This is sort of a first step along the lines I was suggesting:
import tables
type
Strings = object
strings*: string
str2ix*: Table[string, int32]
proc put*(s: var Strings, x: string) =
let n = s.strings.len.int32
if s.str2ix.mgetOrPut(x, n) == n:
s.strings.add x & "\0"
proc c_strlen(s: cstring): csize_t {.
importc: "strlen", header: "<string.h>" .}
proc str*(s: var Strings, i: int32): string =
let n = s.strings[i].addr.c_strlen
result.setLen n # this does the zero byte for us
copyMem result[0].addr, s.strings[i].addr, n
when isMainModule:
var s: Strings
s.put "two"; s.put "does"; s.put "use"; s.put "two"
echo s.str2ix
echo s.str(9)
Run
Then
$ nim r intern.nim
{"use": 9, "does": 4, "two": 0}
use
Run
Of course, you get sparse indices (0, 4, 9) not a dense (0,1,2) word numbering
this way, but this was unspecified by @Serge's question.

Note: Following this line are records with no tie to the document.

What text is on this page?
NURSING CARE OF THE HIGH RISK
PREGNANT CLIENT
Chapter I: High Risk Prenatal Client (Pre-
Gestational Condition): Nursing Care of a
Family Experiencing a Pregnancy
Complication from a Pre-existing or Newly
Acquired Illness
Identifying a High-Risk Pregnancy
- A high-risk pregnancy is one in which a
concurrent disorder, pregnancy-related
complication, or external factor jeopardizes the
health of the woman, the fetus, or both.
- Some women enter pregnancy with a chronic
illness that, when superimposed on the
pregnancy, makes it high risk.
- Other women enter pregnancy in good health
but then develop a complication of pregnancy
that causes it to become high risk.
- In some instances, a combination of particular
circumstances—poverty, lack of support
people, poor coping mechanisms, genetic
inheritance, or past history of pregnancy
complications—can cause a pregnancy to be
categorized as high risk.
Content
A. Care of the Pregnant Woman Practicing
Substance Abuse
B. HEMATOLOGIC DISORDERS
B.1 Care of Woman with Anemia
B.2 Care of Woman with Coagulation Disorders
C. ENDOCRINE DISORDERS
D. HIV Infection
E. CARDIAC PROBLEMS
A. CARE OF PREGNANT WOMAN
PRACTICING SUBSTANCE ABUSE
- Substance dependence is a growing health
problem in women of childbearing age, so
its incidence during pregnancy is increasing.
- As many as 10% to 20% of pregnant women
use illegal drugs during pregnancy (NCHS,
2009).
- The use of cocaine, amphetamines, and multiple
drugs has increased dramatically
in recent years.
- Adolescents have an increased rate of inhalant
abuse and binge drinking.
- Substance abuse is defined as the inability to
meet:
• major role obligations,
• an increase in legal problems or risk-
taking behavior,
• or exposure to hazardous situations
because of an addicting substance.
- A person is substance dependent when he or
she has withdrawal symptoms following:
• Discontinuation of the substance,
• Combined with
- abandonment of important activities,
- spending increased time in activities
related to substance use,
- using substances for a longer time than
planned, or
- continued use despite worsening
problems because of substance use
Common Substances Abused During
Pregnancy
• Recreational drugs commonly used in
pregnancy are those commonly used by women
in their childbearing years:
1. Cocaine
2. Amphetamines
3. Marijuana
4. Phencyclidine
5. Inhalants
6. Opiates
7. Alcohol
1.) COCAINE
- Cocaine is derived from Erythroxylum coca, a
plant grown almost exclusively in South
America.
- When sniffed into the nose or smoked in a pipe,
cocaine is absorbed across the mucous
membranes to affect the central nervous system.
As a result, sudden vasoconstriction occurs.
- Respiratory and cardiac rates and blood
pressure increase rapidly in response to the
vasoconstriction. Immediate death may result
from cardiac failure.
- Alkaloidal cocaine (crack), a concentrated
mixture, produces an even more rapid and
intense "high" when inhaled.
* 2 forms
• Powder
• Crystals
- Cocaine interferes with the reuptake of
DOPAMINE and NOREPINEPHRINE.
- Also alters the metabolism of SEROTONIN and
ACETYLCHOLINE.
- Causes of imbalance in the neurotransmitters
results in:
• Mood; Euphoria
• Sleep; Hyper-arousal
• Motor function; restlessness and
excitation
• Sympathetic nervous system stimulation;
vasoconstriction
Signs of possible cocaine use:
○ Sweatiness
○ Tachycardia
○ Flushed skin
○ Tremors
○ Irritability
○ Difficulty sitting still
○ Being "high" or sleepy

Sparse indices are
already "fast like integers" and so may be all you really need. If you need
dense numbers, you could do more metadata like another `seq` to map word to
offset { also used in the customized table to avoid `string`, etc. }
There are many succint representations like tries, Nim's own `critbits`, ..,
but I doubt they are much smaller (if not bigger) and are likely slower in
practice than the above simple idea, and they are often substantially more
complex to code.